Суп струйкой потек по неподвижным губам Киёси и по кимоно. То же самое было и с вином, предложенным Сано. Сано вытер лицо юноши своим рукавом, а потом заговорил спокойным тихим голосом, осторожно нащупывая тему:
— Насколько я могу судить, ты верный долгу, способный хорошо трудиться самурай. И ты, видимо, достаточно умен, чтобы выучить голландский язык. — Сано сделал паузу, ожидая ответа, но Киёси даже не моргнул глазом. Сано продолжил: — Я не верю, что тебе когда-либо хотелось нарушить закон или намеренно причинить кому-либо вред. Не потому ли ты теперь так переживаешь? Даже если ты не совершал преступления, в котором сознался, то причинил боль многим людям. Не только мне, но и тем, к кому обязан проявлять преданность: отцу, губернатору Нагаи, переводчику Исино… Дзюнко.
Хотя лицо молодого самурая оставалось таким же бледным и неподвижным, Сано отметил слабую реакцию на имя Дзюнко: воздух вокруг Киёси завибрировал, словно тугая струна самисэна, к которой прикоснулись слишком легко, чтобы извлечь звук. — Дзюнко, должно быть, очень любит тебя, если ослушалась отца и тайно встречалась с тобой. Ты разобьешь ей сердце, если умрешь… особенно за то, чего не делал. — Увидев, что у Киёси дернулась голова, Сано продолжил: — Уверен, Дзюнко придет в отчаяние, узнав, как ты пожертвовал своей честью и предал ее любовь. — Сано ненавидел себя за то, что воспользовался слабостью юноши, но его и Хираты честь и жизнь зависели от того, что ему удастся узнать от Киёси. — Если ты расскажешь, что произошло прошлой ночью, я передам весточку Дзюнко. Пусть она знает, что ты ни в чем не виноват и по-прежнему любишь ее.

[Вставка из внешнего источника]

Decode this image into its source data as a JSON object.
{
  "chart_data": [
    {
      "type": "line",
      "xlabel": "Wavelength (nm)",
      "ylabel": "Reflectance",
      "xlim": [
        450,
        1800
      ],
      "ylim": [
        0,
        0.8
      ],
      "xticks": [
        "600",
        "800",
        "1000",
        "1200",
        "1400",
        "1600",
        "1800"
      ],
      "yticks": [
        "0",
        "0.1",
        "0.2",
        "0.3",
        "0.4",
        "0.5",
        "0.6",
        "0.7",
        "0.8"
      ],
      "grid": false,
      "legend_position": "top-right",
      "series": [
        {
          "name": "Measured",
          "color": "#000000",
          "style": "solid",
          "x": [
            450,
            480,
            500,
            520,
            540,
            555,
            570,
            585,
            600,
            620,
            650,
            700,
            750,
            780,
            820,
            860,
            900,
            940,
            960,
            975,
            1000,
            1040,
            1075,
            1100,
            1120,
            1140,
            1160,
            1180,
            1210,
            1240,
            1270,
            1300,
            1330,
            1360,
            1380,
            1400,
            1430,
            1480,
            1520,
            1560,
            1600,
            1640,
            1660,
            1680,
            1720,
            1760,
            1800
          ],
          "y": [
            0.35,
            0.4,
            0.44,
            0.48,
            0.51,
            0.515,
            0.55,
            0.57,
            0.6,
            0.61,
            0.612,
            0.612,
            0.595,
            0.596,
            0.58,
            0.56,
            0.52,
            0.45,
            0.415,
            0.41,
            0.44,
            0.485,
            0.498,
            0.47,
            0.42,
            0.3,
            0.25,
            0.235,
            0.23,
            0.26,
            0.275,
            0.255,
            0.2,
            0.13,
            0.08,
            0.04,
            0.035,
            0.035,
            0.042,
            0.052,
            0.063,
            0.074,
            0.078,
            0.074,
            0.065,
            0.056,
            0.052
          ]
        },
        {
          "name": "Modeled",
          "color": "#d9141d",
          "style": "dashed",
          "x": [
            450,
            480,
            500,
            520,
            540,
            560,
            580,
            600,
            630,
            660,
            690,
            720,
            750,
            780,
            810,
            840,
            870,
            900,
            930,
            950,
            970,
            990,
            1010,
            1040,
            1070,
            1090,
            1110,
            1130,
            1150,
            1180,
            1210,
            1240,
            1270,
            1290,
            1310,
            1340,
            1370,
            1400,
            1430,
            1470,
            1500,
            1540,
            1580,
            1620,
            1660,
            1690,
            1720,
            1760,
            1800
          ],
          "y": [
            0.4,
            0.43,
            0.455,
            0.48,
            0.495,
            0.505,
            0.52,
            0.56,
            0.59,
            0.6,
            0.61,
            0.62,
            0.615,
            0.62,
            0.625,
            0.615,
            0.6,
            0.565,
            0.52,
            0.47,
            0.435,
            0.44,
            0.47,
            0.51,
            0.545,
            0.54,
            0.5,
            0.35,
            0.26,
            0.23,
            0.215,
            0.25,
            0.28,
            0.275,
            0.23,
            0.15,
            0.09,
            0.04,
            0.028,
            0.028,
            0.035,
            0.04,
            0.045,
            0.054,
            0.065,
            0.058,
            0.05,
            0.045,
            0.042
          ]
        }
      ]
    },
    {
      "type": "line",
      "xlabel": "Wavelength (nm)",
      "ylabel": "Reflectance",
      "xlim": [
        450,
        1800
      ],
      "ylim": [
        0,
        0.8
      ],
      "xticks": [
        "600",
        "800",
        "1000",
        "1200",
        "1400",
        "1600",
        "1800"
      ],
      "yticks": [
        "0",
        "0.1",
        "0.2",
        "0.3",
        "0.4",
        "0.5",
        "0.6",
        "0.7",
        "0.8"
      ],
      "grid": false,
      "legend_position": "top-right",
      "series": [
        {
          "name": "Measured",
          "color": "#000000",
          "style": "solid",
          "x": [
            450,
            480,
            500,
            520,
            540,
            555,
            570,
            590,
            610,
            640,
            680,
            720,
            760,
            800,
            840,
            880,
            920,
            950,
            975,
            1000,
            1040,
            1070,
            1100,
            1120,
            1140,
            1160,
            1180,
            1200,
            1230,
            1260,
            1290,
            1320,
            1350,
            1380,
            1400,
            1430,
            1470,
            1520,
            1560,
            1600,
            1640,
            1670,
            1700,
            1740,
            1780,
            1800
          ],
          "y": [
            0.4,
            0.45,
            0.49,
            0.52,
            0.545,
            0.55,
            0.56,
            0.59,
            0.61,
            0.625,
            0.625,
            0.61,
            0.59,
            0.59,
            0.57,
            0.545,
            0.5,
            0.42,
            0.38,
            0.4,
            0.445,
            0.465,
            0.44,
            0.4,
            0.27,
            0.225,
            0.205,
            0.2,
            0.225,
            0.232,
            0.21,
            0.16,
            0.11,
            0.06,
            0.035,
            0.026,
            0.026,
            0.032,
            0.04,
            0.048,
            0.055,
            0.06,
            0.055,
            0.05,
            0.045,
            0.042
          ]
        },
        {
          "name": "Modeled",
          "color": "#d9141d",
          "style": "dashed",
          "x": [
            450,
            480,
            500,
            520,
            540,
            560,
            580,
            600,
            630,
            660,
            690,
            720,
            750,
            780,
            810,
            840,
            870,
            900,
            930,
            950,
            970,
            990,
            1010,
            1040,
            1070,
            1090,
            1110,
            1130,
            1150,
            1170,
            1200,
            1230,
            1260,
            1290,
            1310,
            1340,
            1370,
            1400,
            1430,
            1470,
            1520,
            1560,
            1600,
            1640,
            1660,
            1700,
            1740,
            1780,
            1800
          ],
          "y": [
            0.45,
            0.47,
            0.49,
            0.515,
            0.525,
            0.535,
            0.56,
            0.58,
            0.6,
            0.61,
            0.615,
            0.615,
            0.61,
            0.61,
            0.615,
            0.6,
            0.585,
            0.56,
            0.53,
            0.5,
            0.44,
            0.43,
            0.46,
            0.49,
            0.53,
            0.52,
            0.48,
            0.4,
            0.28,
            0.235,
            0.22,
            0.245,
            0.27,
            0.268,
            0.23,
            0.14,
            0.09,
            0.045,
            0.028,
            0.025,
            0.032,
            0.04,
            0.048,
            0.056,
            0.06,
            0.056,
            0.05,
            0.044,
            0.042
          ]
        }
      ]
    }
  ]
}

Невидящий взор Киёси помутнел, как поверхность воды при подземном толчке, но он продолжал молчать. Может, юноша утратил дар речи?
— Я расскажу, что, на мой взгляд, произошло. — Сано старался не показать свою надежду и тревогу. — Можешь ничего не говорить; просто кивни, если согласен, и покачай головой, если нет. Хорошо? — Никакой реакции. Но Сано гнул свое. — Ты каким-то образом узнал о контрабанде, когда был на Дэсиме, чтобы практиковаться в разговоре с голландцами. Или ты разглядел что-то с дозорной вышки? Быть может, ты следил за таинственными огнями, как и я, ведь слухи о призраках не испугают храброго самурая вроде тебя, не так ли? Ты проследил контрабандистов до бухты, пытался прошлой ночью захватить их и стать героем? Или оказался в бухте по другой причине? Киёси! Ответь мне! — Сано разочарованно вздохнул. Молодой самурай не отреагировал ни на одно его слово, ни на один вопрос. И все же Сано был уверен, что по крайней мере нащупал правду. Все больше отчаиваясь, он пытался привести известное ему в систему, чтобы суметь защищаться перед трибуналом. — Кого ты ожидал увидеть в бухте, Киёси? Стражников с Дэсимы, Исино или своего отца? — Из всех возможных злоумышленников старший чиновник Охира не только располагал наилучшими возможностями заниматься контрабандой, но и был самым близким для Киёси человеком. Это укрепляло уверенность Сано в его виновности. — Ты обвинил себя и меня, чтобы выгородить его? Тебе известно, кто убил Спаена?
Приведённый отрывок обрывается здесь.